Biblical Nations - Persian Empire

Persian Empire

Key Scripture: Daniel 5:25-28

Figures: Cyrus, Darius, Xerxes, Artaxerxes

Last week we looked at the final empire to rule over the Jewish people prior to the start of the New Testament, and this week we will learn about the kingdom they conquered, the Persians.  While they factor into the Biblical account fairly late in the Old Testament, not being discussed until after the children of Israel had already been taken into captivity and removed from their homelands, they play a significant role in showing mercy to the dispersed Jews and allowing them to return to rebuilt and repopulate Jerusalem.  In fact, it can be argued that the Jewish people had fewer problems from the Persians' period of rule than they had from any other group during the Biblical narrative.  At its greatest extent, the Persian Empire was larger than any known kingdom on earth up to that point.

Historians refer to the Persian kingdom as the Achaemenid Empire and target their rise as beginning in approximately 1,000 BC.  The Assyrians to the north were aware of their presence, as evidenced by written records first of a group identified as the Elamites and then of a nomadic group of mixed descent known as the Parsa.  The first group had inhabited the region the longest, as shown by the Biblical account of Shem's son Elam in Genesis 10's table of nations.  The Assyrians had defeated the city of Elam, but the remnants were assimilated into the Parsa and eventually two distinct groups formed.  The Medes were considered by their neighbors to be more powerful, and the granddaughter of one Median ruler actually married Babylon's famed King Nebuchadnezzar.  In 612 BC, the Babylonians and Medes joined forces to conquer Nineveh, ending the Assyrian Empire's domination of the region as foretold in the book of Nahum.

The powerful union would not last, however, as there was still a second group living among the Medes.  In the region to the southeast known as Fars, the Persians had become strong and established their own rule.  This Persian leadership was firmly established by Cyrus II who was so influential and diplomatic that when he eventually attacked King Astyages the Mede, many of the Median troops deserted to his army.  Interestingly, the Hebrew prophet Isaiah had written about a ruler named Cyrus being used as God's own instrument to destroy Babylon some 150 years before these events took place.  While some claim this to be impossible and try to assert that part of Isaiah's prophecy was added centuries later, the historian Josephus gave credence to the Biblical account by telling of the king's amazement when he read a scroll containing information about himself.  As told in Daniel 5, however, it was not Cyrus the Persian but rather Darius the Mede that assumed control after the death of Nebuchadnezzar's son, Belshazzar.  Based on the writings of a Greek historian named Xenophon, it seems that Cyrus had married the daughter of a challenger to the throne of Astyages by the name of Cyaxares II (likely brothers, sons of the third Median king, Cyaxares).  By forming an alliance with his new father-in-law and helping him secure his throne, Cyrus effectively merged the two people groups and ensured that he would become the unrivaled ruler of a unified Medo-Persian kingdom.  This apparently happened within two years of Babylon's fall, which interestingly was the approximate time when Daniel also died.
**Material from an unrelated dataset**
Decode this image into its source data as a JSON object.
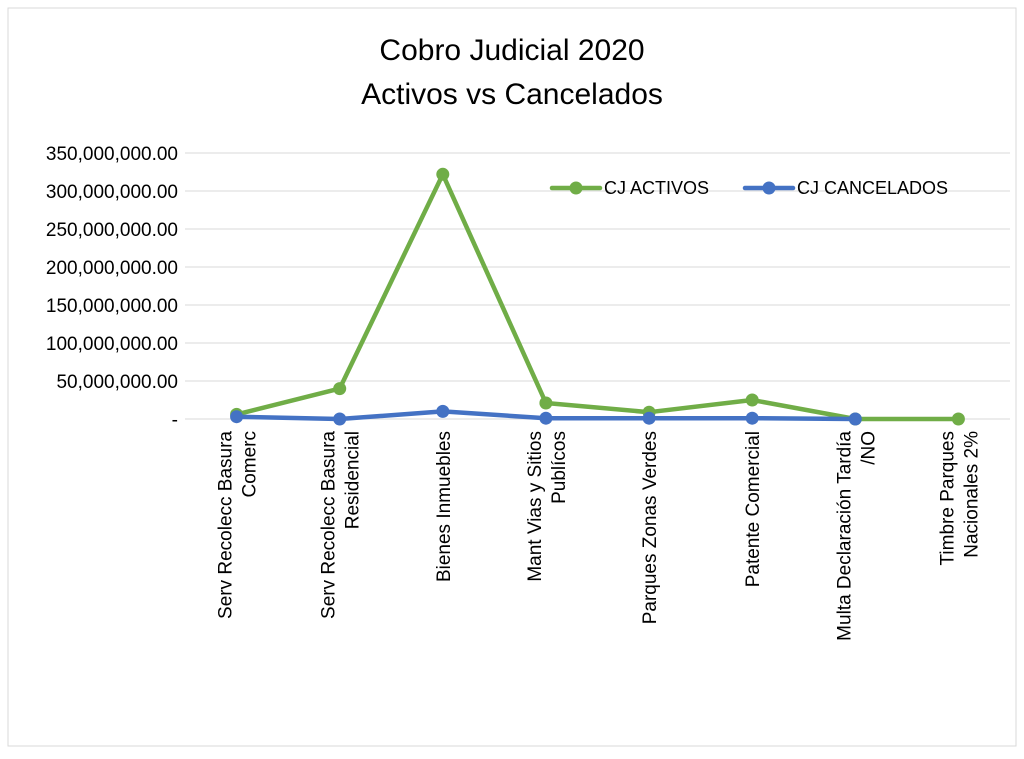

In 539 BC the Cyrus Cylinder was written, recording the order mentioned in Ezra 1 that the king had given to allow Jews to return to their homeland and resume their worship of the Lord.  Although he provided financial support for the endeavor, enemies of the Jews regularly sought to prevent the rebuilding of Jerusalem's gates and Temple.  During the reigns of Cyrus and Darius the Great, they threatened the builders and bribed officials to hamper their efforts, and then during the reigns of Ahasuerus (likely Xerxes I) and Artaxerxes they wrote letters to accuse them of wrongdoing and rebellion.  Although the Temple was completed first during the reign of Darius I, some 20 years after the first wave of exiles returned to Jerusalem, the delays caused by opposition meant that the city's walls were not finished until the reign of Artaxerxes, nearly 100 years after Cyrus' initial decree.  During that time, Esther and Mordecai had risen to positions of power in the Persian court of Ahasuerus as his queen and chief advisor, respectively, while also preventing a plot to exterminate the Jewish people.  Although several Persian kings attempted to invade and control all of Greece, they were ultimately unsuccessful and instead turned their attention to preventing dwindling influence in Asia and Egypt.  A series of royal assassinations that coincided with the rise of Phillip of Macedon concluded with the reign of Darius III, who finally defeated the Egyptians only to be invaded by Alexander the Great.  The final king was murdered by a usurper, who was himself captured and executed by the Greeks.